A number of cells in the female body contain receptors for estrogen and estrogen-like substances. Examples of these organs are the breast, uterus, vagina, skin, ovaries and brain. Estrogen binds to receptors on breast cells and stimulates them to divide and replicate. This mechanism, on the other hand is turned off by Tamoxifen as it attaches to the estrogen receptors in the cell surface. With breast cancer cells that contain estrogen receptors, Tamoxifen sends these cells into a programmed cell death cycle known as apoptosis.
Tamoxifen is orally administered just like other hormones. Aside from rendering breast cancer cells into apoptosis, it also acts like estrogen on other tissues and has a positive effect on bone metabolism. Tamoxifen, in comparison to estrogen, stimulates the uterine lining more and both substances are equally effective in retaining bone calcium.
Several studies have shown that Tamoxifen increases the cure rate of women with non-invasive breast cancer, but is still controversial in its clinical use. The controversy lies on a recent clinical trial, which aimed to determine if Tamoxifen was effective in primary breast cancer prophylaxis in high risk asymptomatic women. At the end of the trial, Tamoxifen was dealt with severe scrutiny and a large amount of negative press overstating its potential adverse effects for asymptomatic women. There is, indeed, no question that Tamoxifen is an extremely potent drug in the treatment of breast cancer patients. Based on the results of another clinical trial involving the use of Tamoxifen, treatment duration plays a significant role in drug treatment outcome. This clinical trial compared five years versus ten years of using Tamoxifen after the diagnosis of breast cancer. The trial showed that five years of taking Tamoxifen significantly diminished the systemic recurrence of breast cancer. On the other hand, an additional five years added only expense and potential risk of uterus cancer with no additional benefits in cure rate. Not all breast cancers, however, respond to Tamoxifen treatment. Response rate to Tamoxifen varies upon the abundance of estrogen and progesterone receptors in the primary cancer.
Since breast cancers are very heterogeneous, they do not develop in the same cellular way. About 60 percent of breast cancers contain estrogen and progesterone receptors, while others contain less. Tamoxifen appears to be more effective in women who have more of these hormone receptors in their tumors than those who do not. On the other hand, within a given breast cancer, there may be cells that have more hormone receptors than others do. Hence, the effect of Tamoxifen on these conditions varies. It is also possible that over time, breast cancer cells that are hormone receptor positive may evolve and may not contain hormone receptors anymore. This may explain why women who receive a combination treatment of Tamoxifen and chemotherapy may have a better response to treatment than with either therapy given alone. In most cases, when chemotherapy and Tamoxifen are given in a cancer patient, they are given sequentially; initially, chemotherapy is given to destroy hormone receptor negative breast cancer cells and then followed by Tamoxifen, which can then act on hormone receptor positive cells that may be less susceptible to chemotherapeutic drugs.

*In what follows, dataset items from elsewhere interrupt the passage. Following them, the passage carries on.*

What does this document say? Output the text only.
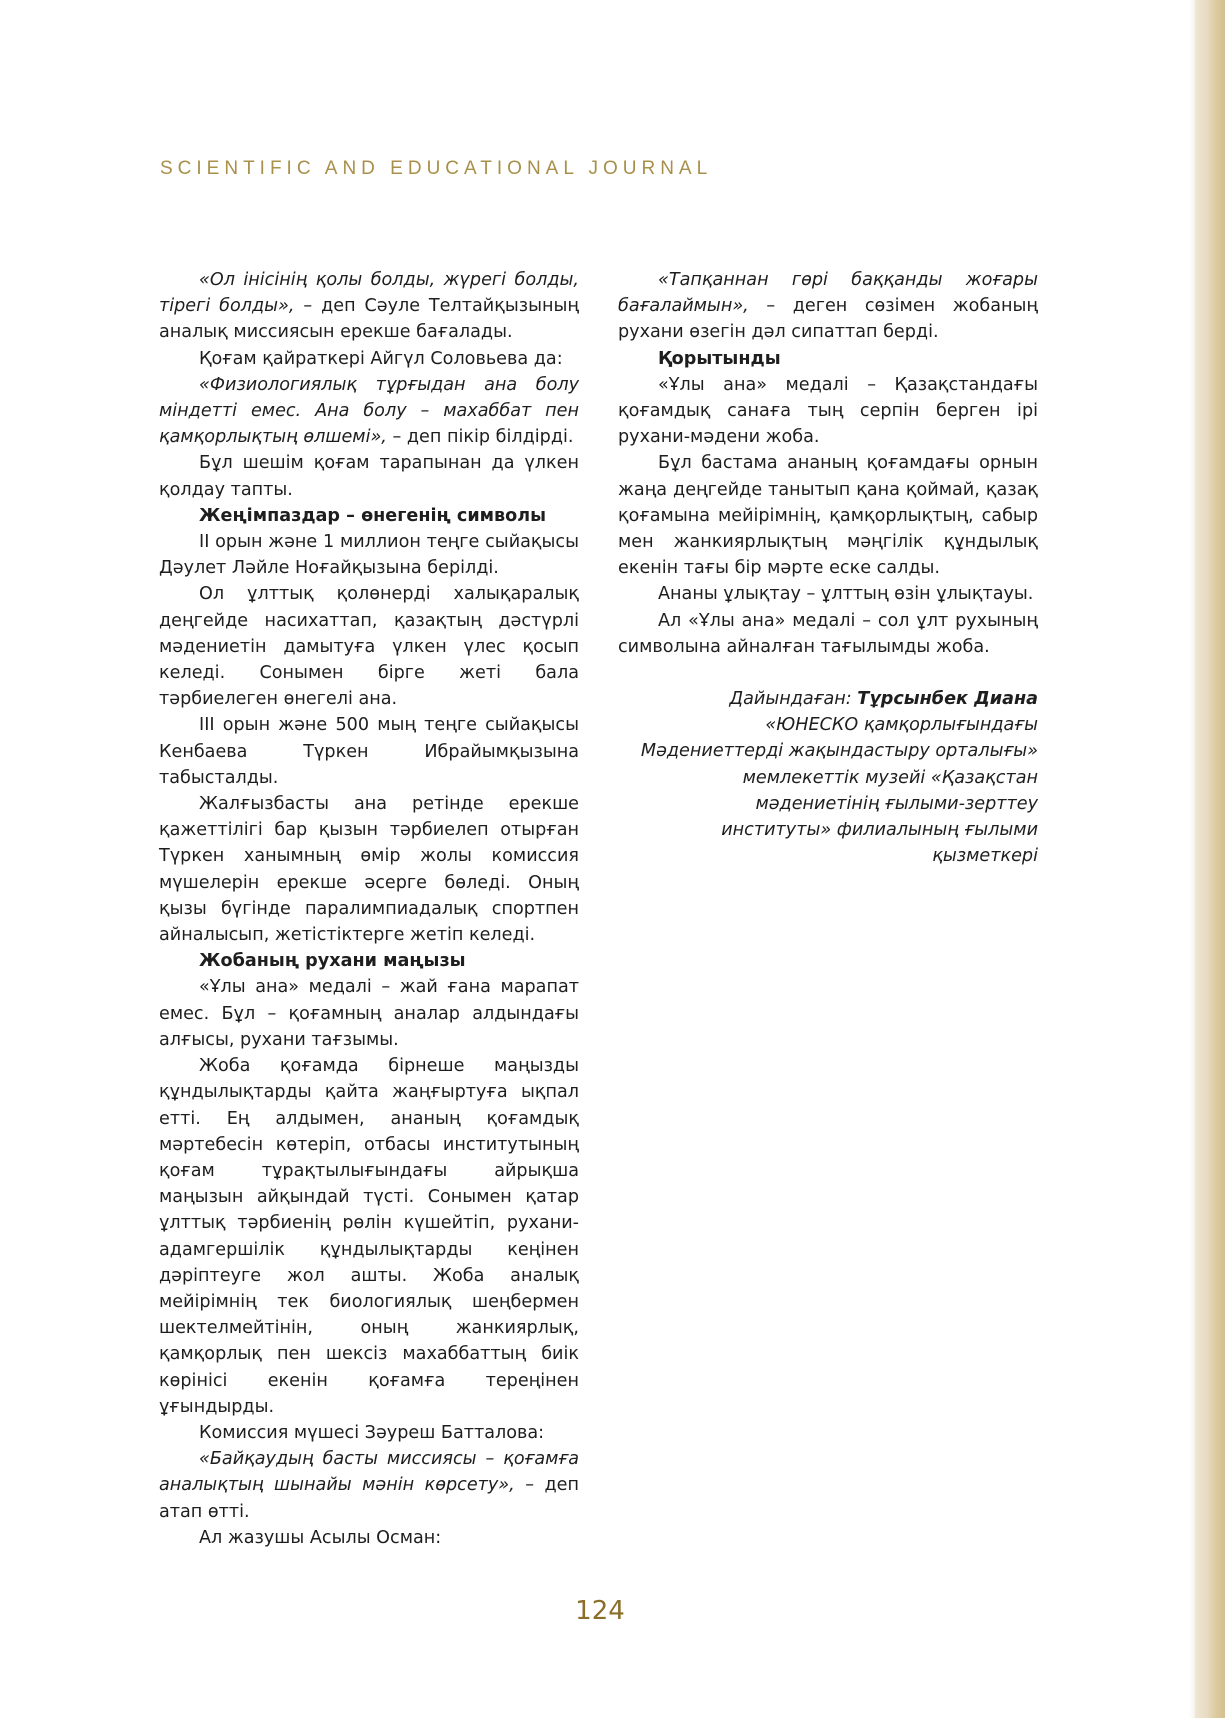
SCIENTIFIC AND EDUCATIONAL JOURNAL

«Ол інісінің қолы болды, жүрегі болды, тірегі болды», – деп Сәуле Телтайқызының аналық миссиясын ерекше бағалады.

Қоғам қайраткері Айгүл Соловьева да:

«Физиологиялық тұрғыдан ана болу міндетті емес. Ана болу – махаббат пен қамқорлықтың өлшемі», – деп пікір білдірді.

Бұл шешім қоғам тарапынан да үлкен қолдау тапты.

Жеңімпаздар – өнегенің символы

ІІ орын және 1 миллион теңге сыйақысы Дәулет Ләйле Ноғайқызына берілді.

Ол ұлттық қолөнерді халықаралық деңгейде насихаттап, қазақтың дәстүрлі мәдениетін дамытуға үлкен үлес қосып келеді. Сонымен бірге жеті бала тәрбиелеген өнегелі ана.

ІІІ орын және 500 мың теңге сыйақысы Кенбаева Түркен Ибрайымқызына табысталды.

Жалғызбасты ана ретінде ерекше қажеттілігі бар қызын тәрбиелеп отырған Түркен ханымның өмір жолы комиссия мүшелерін ерекше әсерге бөледі. Оның қызы бүгінде паралимпиадалық спортпен айналысып, жетістіктерге жетіп келеді.

Жобаның рухани маңызы

«Ұлы ана» медалі – жай ғана марапат емес. Бұл – қоғамның аналар алдындағы алғысы, рухани тағзымы.

Жоба қоғамда бірнеше маңызды құндылықтарды қайта жаңғыртуға ықпал етті. Ең алдымен, ананың қоғамдық мәртебесін көтеріп, отбасы институтының қоғам тұрақтылығындағы айрықша маңызын айқындай түсті. Сонымен қатар ұлттық тәрбиенің рөлін күшейтіп, рухани-адамгершілік құндылықтарды кеңінен дәріптеуге жол ашты. Жоба аналық мейірімнің тек биологиялық шеңбермен шектелмейтінін, оның жанкиярлық, қамқорлық пен шексіз махаббаттың биік көрінісі екенін қоғамға тереңінен ұғындырды.

Комиссия мүшесі Зәуреш Батталова:

«Байқаудың басты миссиясы – қоғамға аналықтың шынайы мәнін көрсету», – деп атап өтті.

Ал жазушы Асылы Осман:

«Тапқаннан гөрі баққанды жоғары бағалаймын», – деген сөзімен жобаның рухани өзегін дәл сипаттап берді.

Қорытынды

«Ұлы ана» медалі – Қазақстандағы қоғамдық санаға тың серпін берген ірі рухани-мәдени жоба.

Бұл бастама ананың қоғамдағы орнын жаңа деңгейде танытып қана қоймай, қазақ қоғамына мейірімнің, қамқорлықтың, сабыр мен жанкиярлықтың мәңгілік құндылық екенін тағы бір мәрте еске салды.

Ананы ұлықтау – ұлттың өзін ұлықтауы.

Ал «Ұлы ана» медалі – сол ұлт рухының символына айналған тағылымды жоба.

Дайындаған: Тұрсынбек Диана
«ЮНЕСКО қамқорлығындағы
Мәдениеттерді жақындастыру орталығы»
мемлекеттік музейі «Қазақстан
мәдениетінің ғылыми-зерттеу
институты» филиалының ғылыми
қызметкері
124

In a few cases, perimenopausal women seem to have a difficulty with Tamoxifen use. Most premenopausal women in their 30s and 40s almost have no adverse effects with Tamoxifen and older women who are not in hormone replacement have little problem with Tamoxifen treatment.
The major side effect of Tamoxifen is uterine toxicity. Some women taking the drug have endometrial thickening, a stimulation of the glandular lining of the uterus, which can become cancerous if left unnoticed. The chance of developing uterine cancer as a result of Tamoxifen use is quite small, only about one percent. Nevertheless, the uterus must be monitored carefully with either an ultrasound or endometrial biopsy during the patient's annual pelvic examination if she is taking this drug.
Tamoxifen was the first selective estrogen receptor modulator developed and has been used for over 20 years. Recently, several other drugs of this class have been released and more are presently undergoing development. The goal is to develop the "perfect" drug in this class that prevents breast cancer without stimulating the uterus, is beneficial to the skeletal system and is good for lipid metabolism with as minimal side effects as possible. The perfect selective estrogen receptor modulator should also be an excellent hormone replacement agent for women entering menopause.